On September 29, Israeli Defense Minister Ehud Barak approved the immediate importation of palm fronds, or lulavim, from Gaza in advance of the harvest festival. According to the Israeli daily Ma’ariv, Barak was responding to appeals from Israel’s minister of religious services, Yakov Margi of the ultra-Orthodox Shas party.
With a shortage of palm fronds, Margi reportedly feared that Israelis would be forced to pay exorbitant prices for lulavim, one of the four plant species used in Sukkot rituals. Margi thanked Barak for the decision, saying that it “prevents the possibility that the merchants’ cartel will utilize the shortage at the expense of the consumer’s pocket.”
Not every Israeli politician, however, approved of the decision. Michael Ben-Ari, a Knesset member from the far-right National Union, called on Israelis to pay a few shekels more for, as he put it, “Jewish-grown” lulavim. He said that the importation of palm fronds from Gaza is a “crime” because it supports Hamas.

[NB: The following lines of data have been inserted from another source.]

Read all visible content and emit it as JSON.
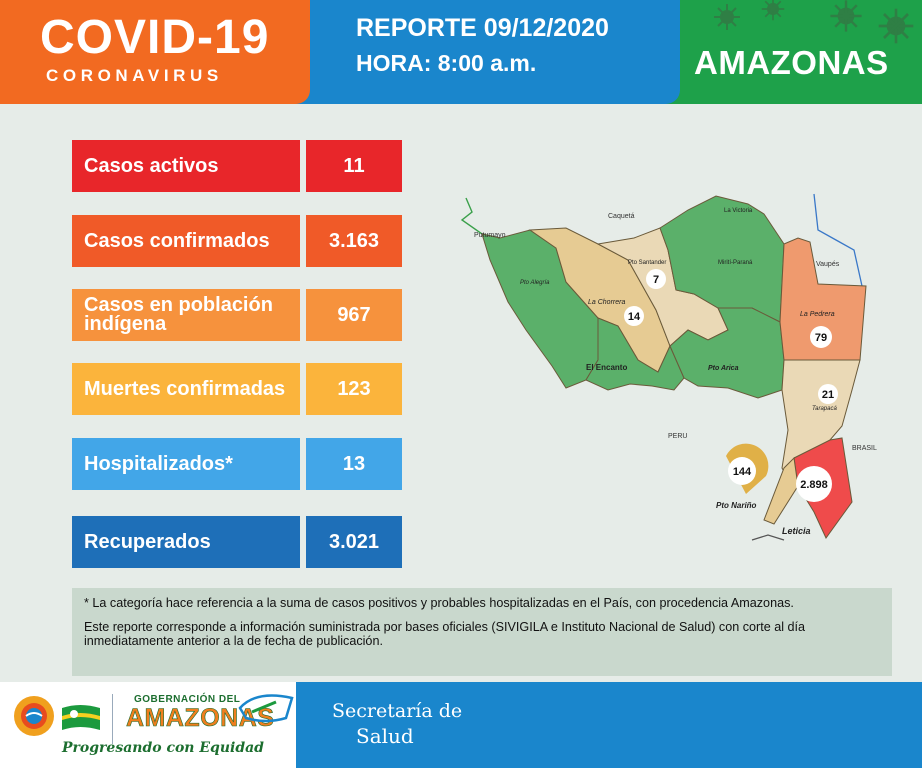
{
  "header": {
    "title": "COVID-19",
    "subtitle": "CORONAVIRUS",
    "report_date": "REPORTE 09/12/2020",
    "report_hour": "HORA: 8:00 a.m.",
    "region": "AMAZONAS"
  },
  "stats": [
    {
      "label": "Casos activos",
      "value": "11",
      "label_color": "#e8262a",
      "value_color": "#e8262a"
    },
    {
      "label": "Casos confirmados",
      "value": "3.163",
      "label_color": "#f05a28",
      "value_color": "#f05a28"
    },
    {
      "label": "Casos en población indígena",
      "value": "967",
      "label_color": "#f6923d",
      "value_color": "#f6923d"
    },
    {
      "label": "Muertes confirmadas",
      "value": "123",
      "label_color": "#fbb43c",
      "value_color": "#fbb43c"
    },
    {
      "label": "Hospitalizados*",
      "value": "13",
      "label_color": "#42a6e8",
      "value_color": "#42a6e8"
    },
    {
      "label": "Recuperados",
      "value": "3.021",
      "label_color": "#1e6fb8",
      "value_color": "#1e6fb8"
    }
  ],
  "map": {
    "neighbors": {
      "caqueta": "Caquetá",
      "putumayo": "Putumayo",
      "vaupes": "Vaupés",
      "peru": "PERU",
      "brasil": "BRASIL"
    },
    "municipalities": {
      "la_victoria": "La Victoria",
      "pto_santander": "Pto Santander",
      "mirití_parana": "Mirití-Paraná",
      "pto_alegria": "Pto Alegría",
      "la_chorrera": "La Chorrera",
      "la_pedrera": "La Pedrera",
      "el_encanto": "El Encanto",
      "pto_arica": "Pto Arica",
      "tarapaca": "Tarapacá",
      "pto_narino": "Pto Nariño",
      "leticia": "Leticia"
    },
    "counts": {
      "pto_santander": "7",
      "la_chorrera": "14",
      "la_pedrera": "79",
      "tarapaca": "21",
      "pto_narino": "144",
      "leticia": "2.898"
    },
    "colors": {
      "green": "#5bb06a",
      "tan": "#e6cb93",
      "salmon": "#ef9a6e",
      "beige": "#ead9b6",
      "red": "#ef4b4b",
      "gold": "#e0b047"
    }
  },
  "notes": {
    "footnote": "* La categoría hace referencia a la suma de casos positivos y probables hospitalizadas en el País, con procedencia Amazonas.",
    "source": "Este reporte corresponde a información suministrada por bases oficiales (SIVIGILA e Instituto Nacional de Salud) con corte al día inmediatamente anterior a la de fecha de publicación."
  },
  "footer": {
    "gob_top": "GOBERNACIÓN DEL",
    "gob_name": "AMAZONAS",
    "slogan": "Progresando con Equidad",
    "secretaria": "Secretaría de",
    "salud": "Salud"
  }
}
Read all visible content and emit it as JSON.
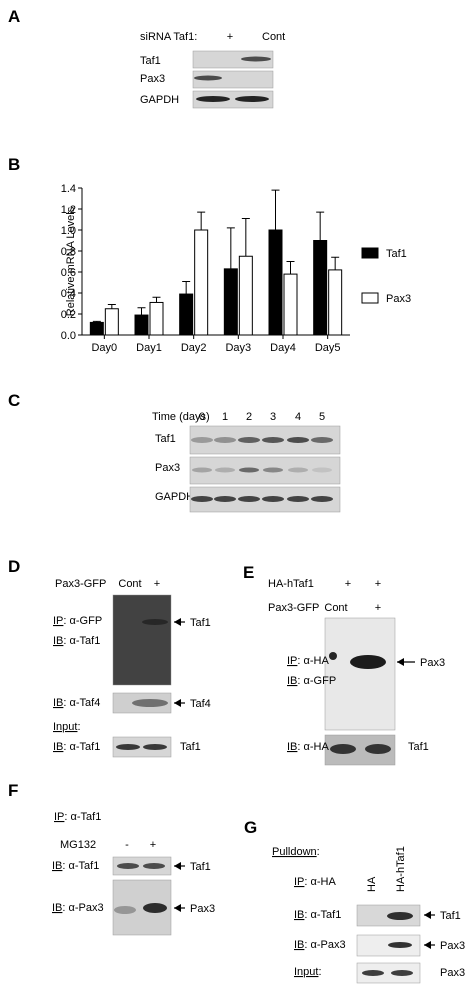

There is a crime here, but not the one Ben-Ari thinks.
Israel’s current blockade of Gaza began after Hamas seized control in June 2007. Since then, Israel has severely restricted Gaza’s imports and exports. Gazan farmers have been mostly unable to get their crops to market in Israel, the West Bank and abroad. Gaza’s carnation producers alone lost millions of dollars last year, Oxfam recently reported. Fields now lie fallow as Palestinians have given up on selling their products overseas; hundreds of families have lost their livelihoods.
But it isn’t only farmers’ crops that are prevented from leaving Gaza. According to Physicians for Human Rights-Israel, approximately 40% of the requests to exit Gaza for medical treatment are denied every month. Palestinians who study overseas sometimes find themselves stranded in Gaza, unable to pursue their educations.
Meanwhile, Israeli authorities continue to erect new hurdles. Only two weeks before the decision to allow in the palm fronds, Israel’s Gaza District Coordinator Office informed several Israeli NGOs that assist Gazans in getting travel permits that it would no longer communicate with them on such matters, effectively shutting off yet another avenue of recourse for trapped Palestinians.
Human rights organizations have denounced the Israeli blockade as collective punishment. “Israel is using one-and-a-half million human beings as political pawns,” said Keren Tamir of the Israeli NGO Gisha, which advocates for Palestinians’ freedom of movement.
Israel, for its part, maintains that the blockade is necessary to weaken Hamas. It defends the closure as a response to ongoing rocket attacks from Gaza and to the 2006 kidnapping of Israeli soldier Gilad Shalit.
Yet palm fronds now have a green light to pass through the border.
At first glance, this development seems like a win-win situation — Israelis get cheaper lulavim, Palestinian farmers get some much-needed money. But there is something deeply troubling about Israel’s willingness to ease the blockade, but only for its own benefit. It suggests that Israelis place a higher value on shaving a few shekels off the price of lulavim than we do upon alleviating the suffering of ordinary Gazans.
During Sukkot, we forsake the comforts of our homes in order to recall the vulnerability of our ancestors as they wandered the desert after escaping captivity in Egypt. It should also be an opportunity for Israelis to look beyond our own legitimate security needs to also consider the vulnerability of our neighbors.
Mya Guarnieri is a freelance journalist based in Tel Aviv.